RECUR: Resource Exhaustion Attack via Recursive-Entropy Guided Counterfactual Utilization and Reflection
This work addresses safety issues in AI reasoning systems by exposing vulnerabilities that could lead to excessive resource consumption, which is an incremental improvement on prior adversarial input attacks.
The paper tackles the problem of resource exhaustion vulnerabilities in Large Reasoning Models (LRMs) by introducing RECUR, an attack that uses recursive entropy to guide counterfactual questions, resulting in up to an 11x increase in output length and a 90% decrease in throughput.
Large Reasoning Models (LRMs) employ reasoning to address complex tasks. Such explicit reasoning requires extended context lengths, resulting in substantially higher resource consumption. Prior work has shown that adversarially crafted inputs can trigger redundant reasoning processes, exposing LRMs to resource-exhaustion vulnerabilities.
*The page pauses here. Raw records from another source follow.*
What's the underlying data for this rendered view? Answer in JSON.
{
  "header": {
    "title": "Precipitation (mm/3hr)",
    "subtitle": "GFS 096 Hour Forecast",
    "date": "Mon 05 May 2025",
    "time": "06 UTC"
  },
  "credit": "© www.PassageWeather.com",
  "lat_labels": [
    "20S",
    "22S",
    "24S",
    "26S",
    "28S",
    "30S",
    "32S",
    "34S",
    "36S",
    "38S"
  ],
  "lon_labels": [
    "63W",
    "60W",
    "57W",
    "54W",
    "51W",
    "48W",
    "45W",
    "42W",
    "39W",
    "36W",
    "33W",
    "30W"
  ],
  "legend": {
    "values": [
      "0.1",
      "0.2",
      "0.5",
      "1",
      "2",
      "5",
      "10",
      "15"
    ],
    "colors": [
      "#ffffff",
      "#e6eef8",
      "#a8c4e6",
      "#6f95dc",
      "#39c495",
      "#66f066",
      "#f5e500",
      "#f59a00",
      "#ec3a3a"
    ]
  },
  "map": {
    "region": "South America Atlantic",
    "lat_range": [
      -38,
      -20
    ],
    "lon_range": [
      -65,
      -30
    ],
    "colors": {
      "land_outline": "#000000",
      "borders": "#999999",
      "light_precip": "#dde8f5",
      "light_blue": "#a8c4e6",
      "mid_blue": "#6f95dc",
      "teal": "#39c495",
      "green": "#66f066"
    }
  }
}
However, the reasoning process itself, especially its reflective component, has received limited attention, even though it can lead to over-reflection and consume excessive computing power. In this paper, we introduce Recursive Entropy to quantify the risk of resource consumption in reflection, thereby revealing the safety issues inherent in inference itself. Based on Recursive Entropy, we introduce RECUR, a resource exhaustion attack via Recursive Entropy guided Counterfactual Utilization and Reflection. It constructs counterfactual questions to verify the inherent flaws and risks of LRMs. Extensive experiments demonstrate that, under benign inference, recursive entropy exhibits a pronounced decreasing trend. RECUR disrupts this trend, increasing the output length by up to 11x and decreasing throughput by 90%. Our work provides a new perspective on robust reasoning.